La imaginación de Sergio Hernández se ha nutrido de sueños propios y heredados. Objetos de la memoria que se evaporan hasta volverse símbolo. Mitos y pesadillas que se tuestan en arenas sin tiempo. Esqueletos que son esencia: persistencia más allá de la vida. Los trastos de la política, los cuentos de la historia no han sido los suyos. El tráfago del presente no aparece en su densa iconografía de ceremonias. Su lápiz, su pincel y su brocha han recreado esporas, greñas y caparazones. Fiestas, leyendas, poesía se transfiguran en su riquísimo vocabulario de surcos y pigmentos. Un breve recorrido de sus diálogos lo constata. Los sueños de la muerte de Quevedo y los relatos del Popol Vuh. Las guerras de Goya, la historia natural de Plinio el viejo, el ruedo del circo y los jardines del Bosco. Los usos, los abusos del poder apenas se habían asomado a la espesura de sus arquetipos. Habrá sido el 2006, el año del sitio de Oaxaca, el año de las barricadas y de la represión, lo que puso frente a sus ojos que la política puede ser una expansión de la pesadilla. En estos pasillos pueden encontrarse piezas que nombran poéticamente el presente: retratos de un tiempo bárbaro.

El artista deja constancia de su tiempo y por eso no puede más que denunciar el engaño, la arbitrariedad y el crimen que se adueñan de México. Tres personajes se incorporan a su universo visual. Juárez, Pinocho, el ajolote. Un monumento patriótico, un muñeco mentiroso, una salamandra que no crece. Los vemos aquí brincando de un cuadro a otro, jugando entre ellos. El pellizco de la ironía, del humor y también el látigo de la indignación están presentes en todos ellos. Juárez no es la montaña imperturbable que nos contempla. Es un Juárez peregrino, un niño que camina, un joven errante, un estadista que no abraza la constitución ni traza el horizonte porque anda cargando petates.
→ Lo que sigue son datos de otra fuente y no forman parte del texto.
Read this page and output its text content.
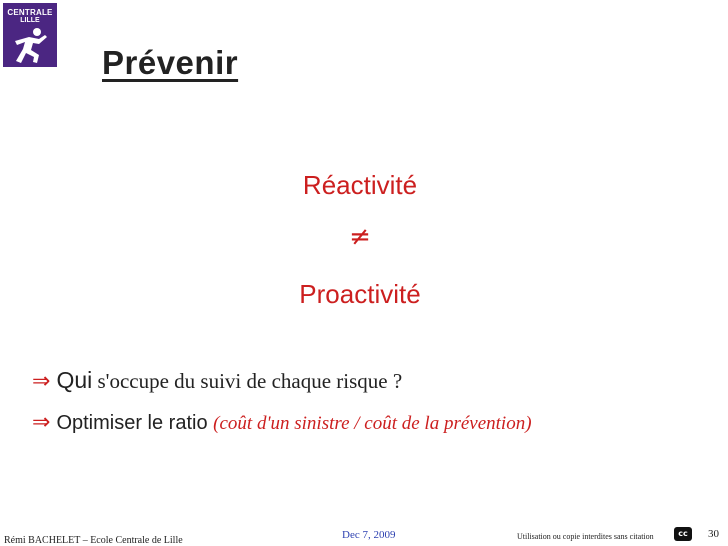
CENTRALE
LILLE
Prévenir
Réactivité
≠
Proactivité
⇒ Qui s'occupe du suivi de chaque risque ?
⇒ Optimiser le ratio (coût d'un sinistre / coût de la prévention)
Rémi BACHELET – Ecole Centrale de Lille	Dec 7, 2009	Utilisation ou copie interdites sans citation	cc	30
Su pintura de pronto se vuelve denuncia, sin perderse como creación. La violencia, la mentira, los abusos se asoman en la expresión reciente de Sergio Hernández con una contundencia extraordinaria. Los helicópteros de un sátrapa que lanzaban gases lacrimógenos sobre la ciudad son moluscos y escarabajos que, desde el cielo, arponean pulmones y corazones. La mancha que es México, sangra y llora. Lejos del panfleto, el tallador trasforma la rabia y la desolación en arte.

Nuestra sombra es de sangre porque el único rostro distinguible es el perfil de un arma. Todo es borroso; solo en la pistola hay nitidez. Reflejo perfecto de un país, al mismo tiempo, inerme y despiadado. Nos mira una constelación de víctimas. Pisamos polvo de muertos. Las tres estelas del Muro de la ignominia captan el duelo por la violencia del poder. El tríptico despliega una osamenta que es de México entero. En el país de las fosas clandestinas, en el país del “exceso de mortalidad,” Sergio Hernández da sepultura a los muertos con tierra de cielo. No los cuenta, los nombra.